Смутные очертания человеческих фигур меж чернеющих во тьме деревьев, под переплетением ветвей, под звездами. Разведчики бесшумно, как дикие коты, медленно возвращались в лагерь.
– Вроде бы их там четверо, – послышался голос Галина Барбуэса.
– Они засекли вас?
– Нет. Мы осторожно взобрались по скалам. Монашек провел горной тропой. И за первым хребтом увидели лощину. Там они развели костерок – думали, будет незаметно. Мы поглядели на них и назад пошли.
Руй Диас осмыслял услышанное:
– Уверены, что их всего четверо?
– Других не видели. Чуть поодаль, возле ручья, стояли их кони. Один мавр вроде сторожил, а остальные спали.
– Чем вооружены?
– Костерок давал мало света, так что не разглядеть было.
– Как будто – маленькие щиты, копья, один лук, – добавил Муньо Гарсия.
– Налегке отправились, – завершил Барбуэс. – Как мы и думали.
Руй Диас продолжал размышлять:
– Сколько у нас займет путь туда?
– Всей дружиной?
– Нет, небольшим отрядиком и тоже налегке, чтобы поскорее вышло.
Лазутчики на мгновение задумались.
– Ко вторым петухам смогли бы успеть.

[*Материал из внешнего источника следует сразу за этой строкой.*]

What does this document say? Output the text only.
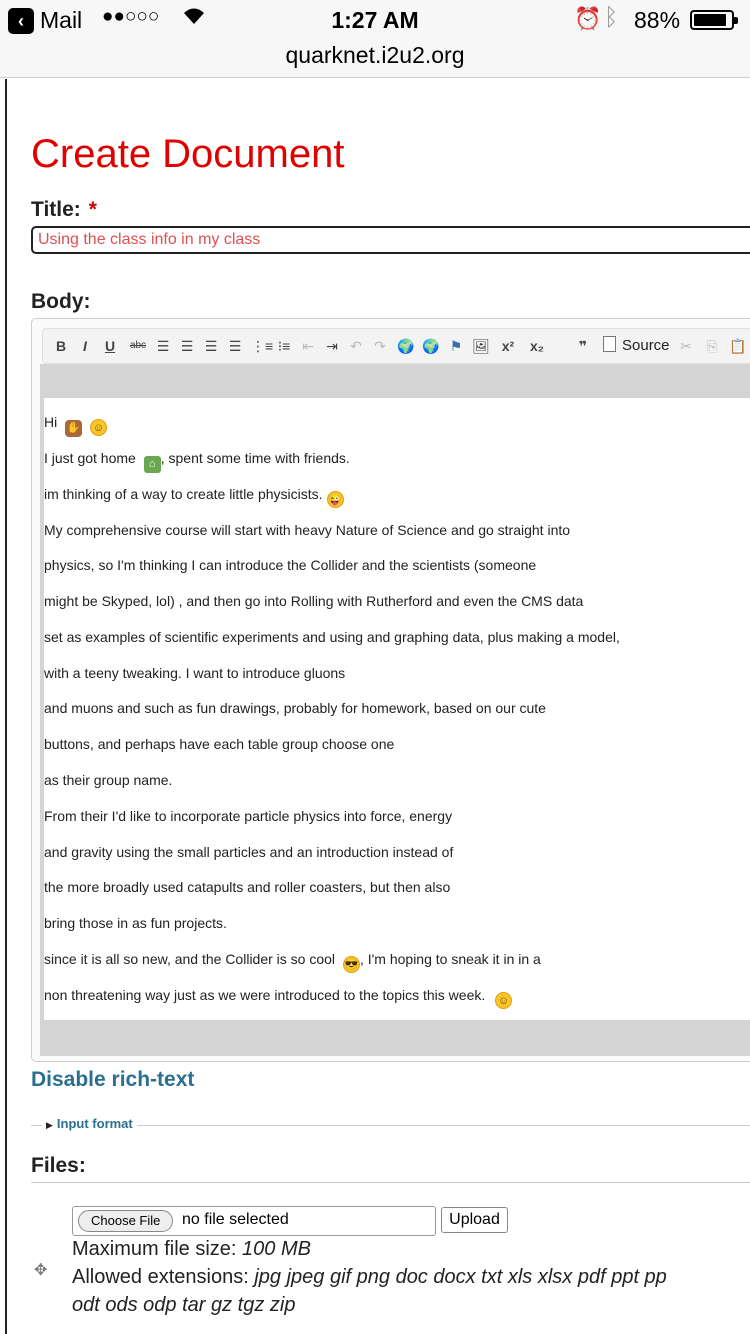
‹ Mail ●●○○○	1:27 AM	⏰ ᛒ 88%
quarknet.i2u2.org
Create Document
Title: *
Using the class info in my class
Body:
B I U abc ☰ ☰ ☰ ☰ ⋮≡ ⁝≡ ⇤ ⇥ ↶ ↷ 🌍 🌍 ⚑ 🖼 x²	x₂	❞	Source ✂ ⎘ 📋
Hi ✋ ☺
I just got home ⌂ , spent some time with friends.
im thinking of a way to create little physicists. 😜
My comprehensive course will start with heavy Nature of Science and go straight into
physics, so I'm thinking I can introduce the Collider and the scientists (someone
might be Skyped, lol) , and then go into Rolling with Rutherford and even the CMS data
set as examples of scientific experiments and using and graphing data, plus making a model,
with a teeny tweaking. I want to introduce gluons
and muons and such as fun drawings, probably for homework, based on our cute
buttons, and perhaps have each table group choose one
as their group name.
From their I'd like to incorporate particle physics into force, energy
and gravity using the small particles and an introduction instead of
the more broadly used catapults and roller coasters, but then also
bring those in as fun projects.
since it is all so new, and the Collider is so cool 😎 , I'm hoping to sneak it in in a
non threatening way just as we were introduced to the topics this week. ☺
Disable rich-text
▶ Input format
Files:
Choose File	no file selected	Upload
✥
Maximum file size: 100 MB
Allowed extensions: jpg jpeg gif png doc docx txt xls xlsx pdf ppt pp
odt ods odp tar gz tgz zip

Да и луна к этому времени будет уже низко.
– Ладно… Стало быть, мы успеем ударить на них до рассвета.
Руй Диас огляделся по сторонам. Черные фигуры сбились в кучу и слушали молча. Ему показалось, что он узнает среди них Педро Бермудеса и Диего Ордоньеса.
– Минайя.
– Я.
– Отряди восьмерых… Самых молодых и проворных. Пусть оставят товарищам щиты, кольчуги и прочее тяжелое вооружение. И пусть обвернут тряпьем копыта лошадям. Все должно быть бесшумно.
– Сделаем.
– А остальным – в полном вооружении следовать за нами на заре.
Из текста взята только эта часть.